Am Donnerstag trödelte ich wieder rum. Ich hatte die Route erneut umorganisiert und orientierte mich nun an Ortschaften mit Campings. Mit Wildzelten in Slowenien hatte ich abgeschlossen. Warum ich mich so unwohl fühlte, ist mir ein Rätsel. Vielleicht einfach, weil man genau weiss, das man etwas Verbotenes macht. Ich lief somit verspätet dem Fluss entlang der mittlerweile sicher 20 Meter breit war und kam in ein Dorf, wo ich mir eine Stärkung gönnte. Ich sah eine andere Weitwandererin mit grossem Rucksack – wahrscheinlich war sie auf dem Juliana Trail (Rundweg in Slowenien). Normalerweise versuchte ich fast mit allen offensichtlichen Weitwanderern ins Gespräch zu kommen, es gab ja sowieso sehr wenige. Aber sie senkte immer den Blick und ging fix weiter, wenn ich ihr zu nahe kam. Wir waren dann sogar im gleichen Café, aber ich liess sie in Ruhe. Jedenfalls als sie weiterging, humpelte sie schmerzhaft davon. Das tat mir leid und ich konnte nicht anders, als mich an meine erste längere Wanderung zu erinnern, wo ich am letzten Tag neun schreckliche Blasen hatte und in Wandersandeln im Urgrosseltern-Tempo bis nach Poschiavo lief. Mit der Zeit lernt man viel dazu und kann solche schmerzhaften Erlebnisse fast immer umgehen.

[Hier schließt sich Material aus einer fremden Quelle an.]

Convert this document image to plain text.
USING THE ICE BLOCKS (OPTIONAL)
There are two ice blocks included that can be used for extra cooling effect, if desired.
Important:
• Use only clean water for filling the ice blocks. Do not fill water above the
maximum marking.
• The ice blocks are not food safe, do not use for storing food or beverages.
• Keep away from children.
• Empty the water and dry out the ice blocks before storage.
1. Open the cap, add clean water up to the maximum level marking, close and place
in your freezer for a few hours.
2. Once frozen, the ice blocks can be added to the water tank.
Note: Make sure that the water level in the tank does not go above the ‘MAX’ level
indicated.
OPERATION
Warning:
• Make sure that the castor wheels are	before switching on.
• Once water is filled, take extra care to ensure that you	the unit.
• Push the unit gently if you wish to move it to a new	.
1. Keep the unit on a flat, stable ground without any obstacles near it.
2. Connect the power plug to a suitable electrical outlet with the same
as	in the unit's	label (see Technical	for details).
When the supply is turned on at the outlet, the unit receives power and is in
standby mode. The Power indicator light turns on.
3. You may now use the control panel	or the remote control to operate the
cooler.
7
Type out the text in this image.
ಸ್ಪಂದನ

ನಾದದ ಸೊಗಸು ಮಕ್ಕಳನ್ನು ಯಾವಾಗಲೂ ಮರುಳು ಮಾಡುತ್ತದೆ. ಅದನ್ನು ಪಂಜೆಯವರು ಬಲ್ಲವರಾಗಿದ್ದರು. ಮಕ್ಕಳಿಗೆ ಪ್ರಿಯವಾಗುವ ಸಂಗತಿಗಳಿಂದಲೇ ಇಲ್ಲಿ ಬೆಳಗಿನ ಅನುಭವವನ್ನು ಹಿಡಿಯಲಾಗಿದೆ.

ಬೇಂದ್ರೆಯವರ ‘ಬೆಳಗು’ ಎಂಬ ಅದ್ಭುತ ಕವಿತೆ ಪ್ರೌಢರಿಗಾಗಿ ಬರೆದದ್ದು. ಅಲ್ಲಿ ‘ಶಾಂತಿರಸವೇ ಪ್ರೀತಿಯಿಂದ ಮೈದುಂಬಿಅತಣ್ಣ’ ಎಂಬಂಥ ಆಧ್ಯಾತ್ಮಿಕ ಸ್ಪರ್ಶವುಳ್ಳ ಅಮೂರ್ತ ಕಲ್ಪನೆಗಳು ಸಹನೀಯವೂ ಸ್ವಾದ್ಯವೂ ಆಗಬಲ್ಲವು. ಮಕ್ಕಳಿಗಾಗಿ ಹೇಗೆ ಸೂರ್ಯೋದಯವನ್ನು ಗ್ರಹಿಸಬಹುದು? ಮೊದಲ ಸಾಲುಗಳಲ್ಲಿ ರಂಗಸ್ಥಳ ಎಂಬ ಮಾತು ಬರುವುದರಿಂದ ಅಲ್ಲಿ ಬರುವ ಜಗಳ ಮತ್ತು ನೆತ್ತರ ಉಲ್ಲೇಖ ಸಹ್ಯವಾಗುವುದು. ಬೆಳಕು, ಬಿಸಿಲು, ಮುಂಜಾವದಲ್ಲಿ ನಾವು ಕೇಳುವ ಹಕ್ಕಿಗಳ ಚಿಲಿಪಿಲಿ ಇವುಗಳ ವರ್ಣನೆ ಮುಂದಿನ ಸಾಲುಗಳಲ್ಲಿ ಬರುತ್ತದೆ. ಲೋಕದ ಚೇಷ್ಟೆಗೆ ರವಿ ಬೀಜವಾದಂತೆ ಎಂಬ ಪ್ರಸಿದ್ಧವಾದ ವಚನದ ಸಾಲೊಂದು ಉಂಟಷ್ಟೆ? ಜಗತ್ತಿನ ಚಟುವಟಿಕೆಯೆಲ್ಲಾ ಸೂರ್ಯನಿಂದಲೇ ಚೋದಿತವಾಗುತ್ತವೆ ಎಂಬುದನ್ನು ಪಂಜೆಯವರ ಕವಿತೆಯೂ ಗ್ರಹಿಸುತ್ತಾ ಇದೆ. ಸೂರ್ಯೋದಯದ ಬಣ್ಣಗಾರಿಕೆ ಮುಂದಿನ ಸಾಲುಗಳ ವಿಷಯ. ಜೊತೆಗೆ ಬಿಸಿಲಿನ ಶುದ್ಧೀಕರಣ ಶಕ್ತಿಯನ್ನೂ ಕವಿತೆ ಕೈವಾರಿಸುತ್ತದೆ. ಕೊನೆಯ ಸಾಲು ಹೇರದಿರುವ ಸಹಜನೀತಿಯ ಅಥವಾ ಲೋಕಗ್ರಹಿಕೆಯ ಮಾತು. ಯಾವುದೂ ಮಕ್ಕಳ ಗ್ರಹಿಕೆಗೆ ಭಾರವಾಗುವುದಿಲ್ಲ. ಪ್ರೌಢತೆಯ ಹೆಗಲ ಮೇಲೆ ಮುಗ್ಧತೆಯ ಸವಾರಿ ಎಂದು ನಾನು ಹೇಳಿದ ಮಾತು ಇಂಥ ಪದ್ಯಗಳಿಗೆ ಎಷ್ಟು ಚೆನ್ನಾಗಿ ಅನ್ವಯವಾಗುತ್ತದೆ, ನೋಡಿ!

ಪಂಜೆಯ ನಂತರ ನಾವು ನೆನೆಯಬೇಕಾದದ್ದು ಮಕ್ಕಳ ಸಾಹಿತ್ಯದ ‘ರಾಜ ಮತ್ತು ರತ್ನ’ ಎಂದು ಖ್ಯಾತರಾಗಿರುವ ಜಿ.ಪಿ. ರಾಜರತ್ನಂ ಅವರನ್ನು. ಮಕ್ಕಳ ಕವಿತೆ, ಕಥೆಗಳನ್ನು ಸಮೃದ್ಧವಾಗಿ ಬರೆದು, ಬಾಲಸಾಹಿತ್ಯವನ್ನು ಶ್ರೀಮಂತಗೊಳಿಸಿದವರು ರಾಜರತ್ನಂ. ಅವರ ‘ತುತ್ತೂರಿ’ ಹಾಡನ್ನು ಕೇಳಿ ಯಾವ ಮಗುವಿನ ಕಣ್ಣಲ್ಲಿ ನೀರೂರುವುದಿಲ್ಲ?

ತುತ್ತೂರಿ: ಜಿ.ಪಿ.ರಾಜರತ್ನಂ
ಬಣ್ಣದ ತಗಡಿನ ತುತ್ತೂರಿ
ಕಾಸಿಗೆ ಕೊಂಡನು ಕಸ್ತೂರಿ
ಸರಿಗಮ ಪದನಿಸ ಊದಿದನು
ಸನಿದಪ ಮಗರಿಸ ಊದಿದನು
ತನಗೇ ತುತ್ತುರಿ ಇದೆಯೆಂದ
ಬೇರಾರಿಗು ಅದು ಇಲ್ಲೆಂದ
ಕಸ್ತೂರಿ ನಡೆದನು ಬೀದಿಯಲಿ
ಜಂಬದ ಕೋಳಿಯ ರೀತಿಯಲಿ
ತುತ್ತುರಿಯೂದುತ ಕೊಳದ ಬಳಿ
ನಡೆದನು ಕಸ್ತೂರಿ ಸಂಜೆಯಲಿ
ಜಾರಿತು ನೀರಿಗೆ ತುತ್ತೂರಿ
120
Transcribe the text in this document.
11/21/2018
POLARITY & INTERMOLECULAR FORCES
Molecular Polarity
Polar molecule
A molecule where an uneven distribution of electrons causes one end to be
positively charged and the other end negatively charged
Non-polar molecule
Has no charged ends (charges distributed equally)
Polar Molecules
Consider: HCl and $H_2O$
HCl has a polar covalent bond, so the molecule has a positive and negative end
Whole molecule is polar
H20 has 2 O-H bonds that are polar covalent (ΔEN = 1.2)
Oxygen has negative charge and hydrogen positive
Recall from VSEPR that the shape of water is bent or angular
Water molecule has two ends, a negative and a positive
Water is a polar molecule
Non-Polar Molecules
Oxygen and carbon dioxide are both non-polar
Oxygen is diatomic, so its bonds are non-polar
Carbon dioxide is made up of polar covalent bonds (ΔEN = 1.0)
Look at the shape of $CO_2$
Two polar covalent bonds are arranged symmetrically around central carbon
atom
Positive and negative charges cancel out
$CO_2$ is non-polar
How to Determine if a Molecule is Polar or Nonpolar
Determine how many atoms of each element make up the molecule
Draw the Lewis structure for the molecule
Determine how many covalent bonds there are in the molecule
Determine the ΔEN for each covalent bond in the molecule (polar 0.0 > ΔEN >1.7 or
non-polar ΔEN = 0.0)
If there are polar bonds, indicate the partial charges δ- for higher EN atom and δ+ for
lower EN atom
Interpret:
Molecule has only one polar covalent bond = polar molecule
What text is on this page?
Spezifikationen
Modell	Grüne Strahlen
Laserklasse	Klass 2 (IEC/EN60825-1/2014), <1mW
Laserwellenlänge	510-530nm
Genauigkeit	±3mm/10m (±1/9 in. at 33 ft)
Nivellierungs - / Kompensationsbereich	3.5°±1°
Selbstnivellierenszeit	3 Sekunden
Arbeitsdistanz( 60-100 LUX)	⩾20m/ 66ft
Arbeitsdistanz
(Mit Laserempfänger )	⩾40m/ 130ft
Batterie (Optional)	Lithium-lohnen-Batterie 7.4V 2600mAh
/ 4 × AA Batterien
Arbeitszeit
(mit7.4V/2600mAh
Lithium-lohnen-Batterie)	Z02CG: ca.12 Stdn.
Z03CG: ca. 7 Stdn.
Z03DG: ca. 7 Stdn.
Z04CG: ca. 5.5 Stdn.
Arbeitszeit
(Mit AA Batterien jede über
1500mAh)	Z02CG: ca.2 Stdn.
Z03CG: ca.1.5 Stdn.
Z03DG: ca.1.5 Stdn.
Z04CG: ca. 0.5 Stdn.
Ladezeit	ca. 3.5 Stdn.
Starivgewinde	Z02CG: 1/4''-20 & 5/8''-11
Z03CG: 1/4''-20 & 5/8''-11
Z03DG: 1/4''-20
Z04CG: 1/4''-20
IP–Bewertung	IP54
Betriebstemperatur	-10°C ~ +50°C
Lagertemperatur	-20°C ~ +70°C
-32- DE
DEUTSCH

Nach meiner Pause im Café raffte ich mich endlich auf um weiterzugehen. Die Hitze war zurück! Die gesamte nächste Woche sollte es bis zu 33 Grad warm werden und schon um 10.00 Uhr die 30 Grad Marke knacken. Doch mein Weg führte über eine einsame Strasse den Berg hoch und die Bäume spendeten viel Schatten. Es war eigentlich ganz angenehm. Auf der Karte hatte ich an meinem Ziel Lokve sogar ein kleines Hotel entdeckt – obwohl mir Google nichts anzeigte. Und auch die Route war viel schöner als erwartet. Immer wieder kamen Bauernhöfe und Mini-Dörfer. Ab und zu hielt auch ein Autofahrer an, um mich mitzunehmen (natürlich habe ich dankend abgelehnt) oder manchmal auch, um mit mir zu reden. Das mit dem Reden ist nicht ganz so einfach. Ich werde auf slowenisch angesprochen und frage dann, ob die Person englisch, italienisch, französisch oder deutsch spricht. Meistens kommt man mit englisch durch, aber wenn die Leute kein englisch können sind sie total geschockt über meinen Sprachwechsel und wollen nur schnell weg und nicht mehr mit mir reden. Dabei klappt die Verständigung oft auch gut mit Händen und Füssen. So nämlich auch, als ich auf Strassenschildern erkennen konnte, dass die Strasse nach Lokve gesperrt war. Ich lief trotzdem diesen Weg hoch und hoffte, dass ich als Fussgängerin durchkam. Als mir ein Auto entgegen kam, hielt ich den Fahrer an um herauszufinden, ob die Strasse wanderbar ist. Zumindest verstand ich soviel slowenisch, dass klar war, dass ich weiterwandern konnte. In Lokve angekommen fragte ich nach einem Zimmer und genoss danach hausgemachte Tagliatelle bei Sonnenuntergang auf der Terrasse. In letzter Zeit ass ich recht wenig wenn ich selber kochte, deshalb schlug ich in Restaurants umso mehr zu. Und so gönnte ich mir auch noch einen Cheesecake.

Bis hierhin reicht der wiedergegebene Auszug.